Vers la fin de la soirée Duroc revint, et Bourienne lui répéta, mot pour mot, l’ultimatum, du premier Consul.

Duroc écouta attentivement et sans interrompre son interlocuteur; mais sa figure se rembrunit de plus en plus à mesure que le secrétaire parlait.

— Si c’est ainsi, — répliqua-t-il quand Bourienne eut terminé, — si Bonaparte ne peut pas faire plus pour son gendre, je serai obligé de renoncer à l’idée d’épouser Hortense. Cela me chagrine profondément d’agir ainsi, mais je ne veux pas aller à Toulon; j’ai besoin de rester à Paris.

Et sans la plus petite émotion, Duroc prit son chapeau et quitta l’appartement.

Le soir même Joséphine reçut le consentement de son mari au mariage de sa fille et de Louis Bonaparte.

Le soir même aussi Joséphine informa Hortense que Duroc n’avait pas supporté l’épreuve, qu’il avait renoncé à elle par ambition comme il l’avait aimée par égoïsme.

Hortense regarda fixement sa mère. Pas une larme ne brilla dans ses yeux, pas une plainte ne s’échappa de sa bouche; mais elle ressentit une commotion semblable à celle d’un éclair qui l’aurait frappée et aurait détruit pour toujours son amour, ses espérances et son bonheur.

Elle n’eut pas le courage de lutter plus longtemps et de chercher à éviter le sort qui la menaçait; elle se soumit tranquillement. Puisque l’amour l’avait trahie, elle ne s’inquiétait pas de la forme que prendrait son avenir. Elle savait que son bonheur était irrévocablement perdu; car, le seul homme qu’elle aimait l’avait trompée, et toutes ses espérances étaient foulées aux pieds.

Hortense, le lendemain matin, entra posément, et même en souriant, dans la chambre de sa mère, et lui annonça que, voulant complaire à ses désirs, elle ne s’opposerait plus à son union avec Louis Bonaparte.

Joséphine embrassa joyeusement sa fille. Elle ne pensa pas quelle nuit d’angoisses, de prières et de désespoir Hortense avait dû passer. Elle ne soupçonna pas que le maintien composé de sa fille n’était que la résignation désespérée d’un cœur brisé.

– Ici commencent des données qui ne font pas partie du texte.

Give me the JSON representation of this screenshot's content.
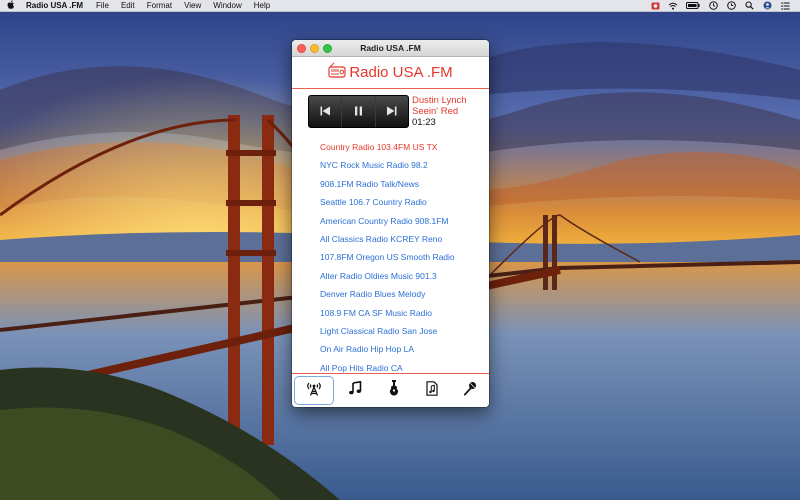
{
  "menubar": {
    "apple_icon": "apple-logo-icon",
    "app_name": "Radio USA .FM",
    "menus": [
      "File",
      "Edit",
      "Format",
      "View",
      "Window",
      "Help"
    ],
    "status_icons": [
      "record-icon",
      "wifi-icon",
      "battery-icon",
      "clock-icon",
      "time-machine-icon",
      "spotlight-search-icon",
      "user-icon",
      "notification-center-icon"
    ]
  },
  "window": {
    "title": "Radio USA .FM",
    "logo_text": "Radio USA .FM",
    "player": {
      "artist": "Dustin Lynch",
      "track": "Seein' Red",
      "time": "01:23"
    },
    "stations": [
      "Country Radio 103.4FM US TX",
      "NYC Rock Music Radio 98.2",
      "908.1FM Radio Talk/News",
      "Seattle 106.7 Country Radio",
      "American Country Radio 908.1FM",
      "All Classics Radio KCREY Reno",
      "107.8FM Oregon US Smooth Radio",
      "Alter Radio Oldies Music 901.3",
      "Denver Radio Blues Melody",
      "108.9 FM CA SF Music Radio",
      "Light Classical Radio San Jose",
      "On Air Radio Hip Hop LA",
      "All Pop Hits Radio CA"
    ],
    "active_station_index": 0,
    "tabs": [
      "radio-tower-icon",
      "music-note-icon",
      "guitar-icon",
      "music-file-icon",
      "microphone-icon"
    ],
    "selected_tab_index": 0
  },
  "colors": {
    "accent_red": "#e4372b",
    "link_blue": "#2c6fd6"
  }
}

Hortense sourit, car Duroc ne pouvait pas voir ce qu’elle souffrait. Son amour pour lui était mort, mais l’orgueil d’une femme trahie existait en elle. Ce fut cet orgueil qui sécha ses larmes, et qui amena un sourire sur sa lèvre pâlie.

Joséphine avait atteint son but. Un frère de Bonaparte devint ainsi son gendre. Elle n’avait plus qu’un doute: ce gendre la protégerait-il contre les deux autres frères de son mari?